When working with inequalities where the unknown appears in a fraction, you must be extra careful. Especially because the denominator must never be 0, and because the fraction can change sign depending on the values of the numerator and denominator.

 

Example 1

We look at the inequality:

 

$$ \large \frac{1}{x} > 0 $$

 

The denominator must not be 0, so \( \large x \neq 0 \).

 

For \( \large x = -1 \):

 

\( \large \frac{1}{-1} = -1 \quad\) Not greater than 0.

 

For \( \large x = 1 \):

 

\( \large \frac{1}{1} = 1 \quad\) Greater than 0 = the interval applies.

 

The solution is therefore:

 

$$ \large x > 0 $$

 

 

Example 2

Now we look at:

 

$$ \large \frac{x}{x-1} < 0 $$

 

The denominator must not be 0, so \( \large x \neq 1 \).

 

For \( \large x = -1 \):

 

\( \large \frac{-1}{-1-1} = \frac{-1}{-2} = \tfrac{1}{2} \quad\) Not less than 0.

 

For \( \large x = 0 \):

 

\( \large \frac{0}{0-1} = 0 \) Not less than 0.

 

For \( \large x = 2 \):

 

\( \large \frac{2}{2-1} = \frac{2}{1} = 2 \quad\) Not less than 0.

 

For \( \large x = \tfrac{1}{2} \):

 

\( \large \frac{\tfrac{1}{2}}{\tfrac{1}{2}-1} = \frac{0.5}{-0.5} = -1 \quad\) Less than 0 = the interval applies.

 

The solution is therefore:

 

$$ \large 0 < x < 1 $$

 

 

Example 3

A slightly more complex inequality:

 

$$ \large \frac{x+1}{x-2} \geq 0 $$

 

The denominator must not be 0, so \( \large x \neq 2 \).

 

The numerator gives the root \( \large x = -1 \).
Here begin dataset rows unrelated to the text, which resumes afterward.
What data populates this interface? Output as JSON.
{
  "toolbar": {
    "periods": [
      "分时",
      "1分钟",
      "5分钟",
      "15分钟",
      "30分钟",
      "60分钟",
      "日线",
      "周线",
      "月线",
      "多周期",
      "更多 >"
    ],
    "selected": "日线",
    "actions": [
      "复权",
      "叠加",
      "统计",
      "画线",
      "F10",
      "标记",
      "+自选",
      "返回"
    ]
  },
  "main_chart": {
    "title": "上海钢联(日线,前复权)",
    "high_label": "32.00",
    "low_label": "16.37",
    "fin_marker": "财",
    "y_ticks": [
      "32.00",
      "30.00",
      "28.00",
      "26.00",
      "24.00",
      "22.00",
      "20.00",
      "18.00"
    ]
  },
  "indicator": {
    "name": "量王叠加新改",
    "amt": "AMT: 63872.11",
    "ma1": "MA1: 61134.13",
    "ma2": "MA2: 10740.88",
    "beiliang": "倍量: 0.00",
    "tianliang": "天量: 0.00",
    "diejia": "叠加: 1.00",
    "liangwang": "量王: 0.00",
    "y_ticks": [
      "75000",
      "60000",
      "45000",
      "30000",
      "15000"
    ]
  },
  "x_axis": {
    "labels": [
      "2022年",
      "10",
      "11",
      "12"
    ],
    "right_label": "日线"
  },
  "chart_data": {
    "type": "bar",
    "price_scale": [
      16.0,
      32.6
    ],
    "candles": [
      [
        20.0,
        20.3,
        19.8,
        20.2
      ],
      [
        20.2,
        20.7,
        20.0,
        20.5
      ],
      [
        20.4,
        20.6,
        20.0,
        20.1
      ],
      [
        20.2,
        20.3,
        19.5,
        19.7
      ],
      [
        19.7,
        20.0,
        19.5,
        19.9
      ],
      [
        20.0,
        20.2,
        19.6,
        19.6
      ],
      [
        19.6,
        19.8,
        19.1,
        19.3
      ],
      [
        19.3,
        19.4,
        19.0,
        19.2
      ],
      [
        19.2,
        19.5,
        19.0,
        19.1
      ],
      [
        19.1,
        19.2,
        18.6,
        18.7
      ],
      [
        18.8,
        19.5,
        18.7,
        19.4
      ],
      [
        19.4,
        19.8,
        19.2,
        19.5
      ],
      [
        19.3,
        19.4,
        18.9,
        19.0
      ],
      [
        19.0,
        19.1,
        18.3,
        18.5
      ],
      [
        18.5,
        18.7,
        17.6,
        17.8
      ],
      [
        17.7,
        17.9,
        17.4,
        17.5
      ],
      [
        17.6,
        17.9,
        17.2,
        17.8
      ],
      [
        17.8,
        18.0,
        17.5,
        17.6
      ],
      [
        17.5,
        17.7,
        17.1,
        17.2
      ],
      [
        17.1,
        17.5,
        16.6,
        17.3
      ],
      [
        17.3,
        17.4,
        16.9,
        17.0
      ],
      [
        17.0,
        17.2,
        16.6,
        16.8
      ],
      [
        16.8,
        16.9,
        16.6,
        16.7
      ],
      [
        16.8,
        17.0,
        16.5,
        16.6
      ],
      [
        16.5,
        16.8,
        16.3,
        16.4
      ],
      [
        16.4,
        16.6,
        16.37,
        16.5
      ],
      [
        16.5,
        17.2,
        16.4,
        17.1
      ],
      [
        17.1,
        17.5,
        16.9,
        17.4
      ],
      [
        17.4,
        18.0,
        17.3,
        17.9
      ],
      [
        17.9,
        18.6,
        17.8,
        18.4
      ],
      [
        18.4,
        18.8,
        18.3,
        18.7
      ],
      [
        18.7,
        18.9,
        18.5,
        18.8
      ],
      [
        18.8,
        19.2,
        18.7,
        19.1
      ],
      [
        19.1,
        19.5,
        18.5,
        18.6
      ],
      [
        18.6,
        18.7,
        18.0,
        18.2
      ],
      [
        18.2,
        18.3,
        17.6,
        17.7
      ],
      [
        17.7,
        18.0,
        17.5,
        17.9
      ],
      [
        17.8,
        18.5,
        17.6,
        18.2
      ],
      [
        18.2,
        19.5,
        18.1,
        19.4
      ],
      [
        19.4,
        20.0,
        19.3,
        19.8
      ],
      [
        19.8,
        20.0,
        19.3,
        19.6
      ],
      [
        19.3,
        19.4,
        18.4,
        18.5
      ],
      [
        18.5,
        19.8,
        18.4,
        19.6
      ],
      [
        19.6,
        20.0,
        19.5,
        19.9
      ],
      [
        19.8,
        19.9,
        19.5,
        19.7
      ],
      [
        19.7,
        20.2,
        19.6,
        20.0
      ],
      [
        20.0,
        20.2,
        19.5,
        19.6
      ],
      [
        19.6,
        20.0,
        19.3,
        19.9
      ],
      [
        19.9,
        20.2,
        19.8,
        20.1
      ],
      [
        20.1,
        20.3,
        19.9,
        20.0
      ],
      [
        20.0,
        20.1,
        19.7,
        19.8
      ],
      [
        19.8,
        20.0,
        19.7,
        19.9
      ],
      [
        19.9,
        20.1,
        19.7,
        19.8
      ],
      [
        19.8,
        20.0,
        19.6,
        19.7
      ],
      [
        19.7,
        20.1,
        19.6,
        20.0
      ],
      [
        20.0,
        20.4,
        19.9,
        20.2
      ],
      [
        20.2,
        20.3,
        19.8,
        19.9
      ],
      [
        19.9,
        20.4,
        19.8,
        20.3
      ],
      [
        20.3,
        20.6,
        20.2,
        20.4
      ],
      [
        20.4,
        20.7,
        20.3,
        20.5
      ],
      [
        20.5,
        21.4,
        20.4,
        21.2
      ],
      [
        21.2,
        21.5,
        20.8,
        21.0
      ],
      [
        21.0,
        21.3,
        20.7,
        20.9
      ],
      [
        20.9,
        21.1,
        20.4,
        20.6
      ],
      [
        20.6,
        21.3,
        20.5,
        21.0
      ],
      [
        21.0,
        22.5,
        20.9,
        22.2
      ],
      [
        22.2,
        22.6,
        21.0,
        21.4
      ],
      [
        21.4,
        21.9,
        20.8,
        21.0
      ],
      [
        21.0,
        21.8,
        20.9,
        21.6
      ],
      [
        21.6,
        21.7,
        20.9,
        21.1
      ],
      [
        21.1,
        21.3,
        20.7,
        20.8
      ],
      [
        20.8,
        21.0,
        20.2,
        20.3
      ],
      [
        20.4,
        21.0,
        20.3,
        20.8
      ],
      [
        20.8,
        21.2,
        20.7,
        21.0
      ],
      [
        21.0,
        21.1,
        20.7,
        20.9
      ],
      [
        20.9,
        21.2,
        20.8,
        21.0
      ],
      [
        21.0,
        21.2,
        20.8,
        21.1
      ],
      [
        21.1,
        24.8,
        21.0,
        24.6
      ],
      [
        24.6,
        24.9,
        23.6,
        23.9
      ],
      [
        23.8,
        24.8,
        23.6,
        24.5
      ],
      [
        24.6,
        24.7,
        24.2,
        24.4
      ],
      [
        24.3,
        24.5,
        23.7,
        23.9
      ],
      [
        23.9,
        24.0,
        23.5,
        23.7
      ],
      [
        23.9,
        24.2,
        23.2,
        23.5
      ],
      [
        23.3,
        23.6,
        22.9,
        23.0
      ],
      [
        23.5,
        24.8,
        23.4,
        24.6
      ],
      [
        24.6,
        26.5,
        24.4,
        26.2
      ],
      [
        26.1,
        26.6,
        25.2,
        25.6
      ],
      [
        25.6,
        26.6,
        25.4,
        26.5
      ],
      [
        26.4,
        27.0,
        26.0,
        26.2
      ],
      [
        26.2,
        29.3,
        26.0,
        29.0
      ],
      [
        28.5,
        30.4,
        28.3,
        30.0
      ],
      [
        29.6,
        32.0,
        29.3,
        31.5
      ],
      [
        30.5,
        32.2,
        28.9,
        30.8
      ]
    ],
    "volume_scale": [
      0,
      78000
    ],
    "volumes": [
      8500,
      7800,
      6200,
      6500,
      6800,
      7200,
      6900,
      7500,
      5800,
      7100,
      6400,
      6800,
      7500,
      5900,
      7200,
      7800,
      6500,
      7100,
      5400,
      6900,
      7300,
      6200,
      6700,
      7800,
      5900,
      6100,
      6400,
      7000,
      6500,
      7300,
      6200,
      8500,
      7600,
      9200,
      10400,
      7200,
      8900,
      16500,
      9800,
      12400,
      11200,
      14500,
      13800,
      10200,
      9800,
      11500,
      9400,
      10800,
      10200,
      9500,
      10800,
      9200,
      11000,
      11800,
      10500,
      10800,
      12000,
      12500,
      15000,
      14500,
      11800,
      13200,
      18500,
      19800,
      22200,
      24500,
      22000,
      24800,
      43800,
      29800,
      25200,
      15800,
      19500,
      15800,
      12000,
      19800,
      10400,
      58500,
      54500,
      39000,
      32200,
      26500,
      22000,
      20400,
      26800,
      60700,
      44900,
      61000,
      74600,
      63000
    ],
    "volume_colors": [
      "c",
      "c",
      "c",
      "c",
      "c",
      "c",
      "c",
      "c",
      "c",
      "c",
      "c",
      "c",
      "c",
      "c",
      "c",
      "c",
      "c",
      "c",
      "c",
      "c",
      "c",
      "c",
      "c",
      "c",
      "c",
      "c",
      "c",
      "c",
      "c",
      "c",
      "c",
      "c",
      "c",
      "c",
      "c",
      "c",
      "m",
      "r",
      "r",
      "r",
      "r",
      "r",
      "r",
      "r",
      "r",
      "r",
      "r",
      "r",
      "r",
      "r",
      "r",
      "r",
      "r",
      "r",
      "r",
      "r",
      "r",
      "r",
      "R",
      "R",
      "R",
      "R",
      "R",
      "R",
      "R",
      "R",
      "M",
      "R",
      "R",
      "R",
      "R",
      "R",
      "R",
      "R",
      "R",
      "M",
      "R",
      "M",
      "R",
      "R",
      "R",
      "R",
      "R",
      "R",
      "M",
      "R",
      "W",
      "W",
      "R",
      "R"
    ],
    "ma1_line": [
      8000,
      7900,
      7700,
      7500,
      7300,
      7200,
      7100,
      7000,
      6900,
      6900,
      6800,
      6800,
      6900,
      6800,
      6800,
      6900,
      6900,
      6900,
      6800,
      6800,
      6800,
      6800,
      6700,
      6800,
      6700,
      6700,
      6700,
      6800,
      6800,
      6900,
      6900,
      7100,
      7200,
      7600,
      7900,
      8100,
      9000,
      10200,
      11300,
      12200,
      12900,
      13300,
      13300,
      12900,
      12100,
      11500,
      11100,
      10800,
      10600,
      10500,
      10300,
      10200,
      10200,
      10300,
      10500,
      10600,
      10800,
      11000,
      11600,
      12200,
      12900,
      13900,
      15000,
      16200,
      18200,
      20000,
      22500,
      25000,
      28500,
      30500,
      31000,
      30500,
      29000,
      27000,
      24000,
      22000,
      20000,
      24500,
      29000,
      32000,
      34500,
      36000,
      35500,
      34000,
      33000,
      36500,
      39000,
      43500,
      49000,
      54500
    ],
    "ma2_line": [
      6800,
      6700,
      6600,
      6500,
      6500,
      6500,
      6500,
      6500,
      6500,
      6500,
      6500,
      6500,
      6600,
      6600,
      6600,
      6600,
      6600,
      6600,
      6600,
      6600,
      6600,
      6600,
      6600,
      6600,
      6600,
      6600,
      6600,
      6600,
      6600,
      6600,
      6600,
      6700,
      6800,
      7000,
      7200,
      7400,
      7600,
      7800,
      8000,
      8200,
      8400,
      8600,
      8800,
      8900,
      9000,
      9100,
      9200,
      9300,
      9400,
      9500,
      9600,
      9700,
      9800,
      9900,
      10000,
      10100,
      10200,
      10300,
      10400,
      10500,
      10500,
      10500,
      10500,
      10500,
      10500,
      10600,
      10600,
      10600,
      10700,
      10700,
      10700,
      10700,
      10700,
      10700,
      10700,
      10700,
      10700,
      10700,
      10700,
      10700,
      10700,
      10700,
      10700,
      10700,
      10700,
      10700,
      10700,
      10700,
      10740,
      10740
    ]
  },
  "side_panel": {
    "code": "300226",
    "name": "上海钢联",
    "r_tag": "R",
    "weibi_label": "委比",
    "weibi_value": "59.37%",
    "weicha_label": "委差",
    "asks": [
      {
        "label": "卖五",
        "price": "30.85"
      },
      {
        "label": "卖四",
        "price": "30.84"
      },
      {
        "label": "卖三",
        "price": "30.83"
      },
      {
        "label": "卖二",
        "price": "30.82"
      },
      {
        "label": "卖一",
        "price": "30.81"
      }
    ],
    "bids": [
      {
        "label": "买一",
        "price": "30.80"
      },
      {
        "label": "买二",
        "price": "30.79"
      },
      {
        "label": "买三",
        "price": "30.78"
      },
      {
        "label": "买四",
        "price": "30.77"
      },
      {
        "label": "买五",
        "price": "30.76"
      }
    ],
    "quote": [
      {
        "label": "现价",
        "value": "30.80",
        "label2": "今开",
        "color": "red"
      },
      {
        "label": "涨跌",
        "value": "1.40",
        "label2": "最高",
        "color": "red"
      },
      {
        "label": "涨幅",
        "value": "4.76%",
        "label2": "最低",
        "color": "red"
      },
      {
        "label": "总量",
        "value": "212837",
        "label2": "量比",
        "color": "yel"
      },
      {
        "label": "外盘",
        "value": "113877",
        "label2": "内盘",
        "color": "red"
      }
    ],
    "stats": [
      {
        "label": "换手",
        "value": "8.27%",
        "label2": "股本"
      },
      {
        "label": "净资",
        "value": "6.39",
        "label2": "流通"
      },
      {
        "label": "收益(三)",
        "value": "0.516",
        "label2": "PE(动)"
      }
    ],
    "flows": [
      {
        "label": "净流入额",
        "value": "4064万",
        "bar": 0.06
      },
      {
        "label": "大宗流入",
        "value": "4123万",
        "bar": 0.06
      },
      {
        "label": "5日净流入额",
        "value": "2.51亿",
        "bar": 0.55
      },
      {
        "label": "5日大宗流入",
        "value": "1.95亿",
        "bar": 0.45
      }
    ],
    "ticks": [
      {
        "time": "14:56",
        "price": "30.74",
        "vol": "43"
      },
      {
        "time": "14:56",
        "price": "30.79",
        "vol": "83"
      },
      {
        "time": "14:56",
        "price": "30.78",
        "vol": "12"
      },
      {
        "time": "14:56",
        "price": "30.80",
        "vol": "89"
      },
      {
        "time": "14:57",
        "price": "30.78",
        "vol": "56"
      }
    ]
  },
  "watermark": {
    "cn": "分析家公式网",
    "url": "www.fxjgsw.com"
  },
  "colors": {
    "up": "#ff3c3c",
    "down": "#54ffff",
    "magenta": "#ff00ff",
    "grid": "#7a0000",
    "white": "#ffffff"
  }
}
The denominator gives the boundary \( \large x = 2 \). The number line is divided into three intervals, which we examine:

 

For \( \large x = -2 \):

 

\( \large \frac{-2+1}{-2-2} = \frac{-1}{-4} = \tfrac{1}{4} \geq 0 \quad\) True.

 

For \( \large x = 0 \):

 

\( \large \frac{0+1}{0-2} = \frac{1}{-2} = -\tfrac{1}{2} \quad\) Not greater than or equal to 0.

 

For \( \large x = 3 \):

 

\( \large \frac{3+1}{3-2} = \frac{4}{1} = 4 \geq 0 \quad\) True.

 

The solution is therefore:

 

$$ \large x \leq -1 \quad \text{or} \quad x > 2 $$

 

 

Summary

  • For inequalities with fractions, always remember that the denominator must not be 0.
  • The fraction changes sign when either the numerator or denominator changes sign.
  • First find roots and boundary points, then test the intervals into which the number line is divided.
  • The solution can be one or several intervals, depending on the signs.